Thanks, Florian. Are you not currently expecting the PKPSubmissionNlmXmlFilter.inc.php to return only the citation list? If I understand correctly, we'll have to either make sure anything currently using the PKPSubmissionNlmXmlFilter knows that it may receive more than just the reference list, or we should rename the PKPSubmissionNlmXmlFilter to something more indicative of its purpose.
Hi Alec, no, it's absolutely ok if the filter returns full NLM. That would immediately result in people having access to full NLM output (including references) from the citation assistant. I guess that's much more useful than just getting a citation list. At least that's what I gathered from Juan's feedback and from the initial intent of L8X. I just didn't hope that we'd get that far before the release. :-) The ref-list output was just a compromise. I don't think there's any general re-use of reference-only output as long as you make sure that you keep the app-specific parts apart in the object model so that we can re-use the re-list part internally (see my mega-comment before).

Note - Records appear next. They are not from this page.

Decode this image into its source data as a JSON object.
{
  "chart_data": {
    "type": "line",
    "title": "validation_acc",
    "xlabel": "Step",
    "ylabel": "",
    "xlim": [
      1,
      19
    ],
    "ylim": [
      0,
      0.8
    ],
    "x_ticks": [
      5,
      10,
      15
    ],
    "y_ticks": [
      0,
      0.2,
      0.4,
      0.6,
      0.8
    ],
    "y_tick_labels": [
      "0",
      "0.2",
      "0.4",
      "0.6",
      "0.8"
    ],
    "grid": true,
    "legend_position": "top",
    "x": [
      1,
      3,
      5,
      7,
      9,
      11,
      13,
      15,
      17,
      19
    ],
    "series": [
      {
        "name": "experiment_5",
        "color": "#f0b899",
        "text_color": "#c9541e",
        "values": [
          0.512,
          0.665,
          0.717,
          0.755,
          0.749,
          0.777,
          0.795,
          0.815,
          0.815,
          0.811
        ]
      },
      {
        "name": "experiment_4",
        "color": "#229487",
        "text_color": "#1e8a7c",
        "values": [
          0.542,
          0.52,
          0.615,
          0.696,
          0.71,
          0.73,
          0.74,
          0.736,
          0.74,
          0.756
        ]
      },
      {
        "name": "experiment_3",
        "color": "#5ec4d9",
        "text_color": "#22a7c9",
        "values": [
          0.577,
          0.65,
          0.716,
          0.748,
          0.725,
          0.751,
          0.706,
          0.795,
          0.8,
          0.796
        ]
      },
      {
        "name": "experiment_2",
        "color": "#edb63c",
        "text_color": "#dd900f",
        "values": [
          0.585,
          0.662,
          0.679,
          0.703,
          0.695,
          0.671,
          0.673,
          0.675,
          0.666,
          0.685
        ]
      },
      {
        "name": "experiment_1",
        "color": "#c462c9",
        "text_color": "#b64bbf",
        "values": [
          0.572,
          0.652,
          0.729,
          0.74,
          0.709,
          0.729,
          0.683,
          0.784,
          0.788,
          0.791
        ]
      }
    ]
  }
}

And for the renaming: Of course. I'd be happy if you could think of something more descriptive. I usually name my filters like this: [PKP]<FromType><ToType>Filter (i.e. transforming a Submission to NLM XML). Nlm30 rather than Nlm only would probably not hurt as well as an indication that it's about the full ArticlePublishing element set and not the citation element only.
Deferring the NLM rewrite until later. References should be getting served up (will test).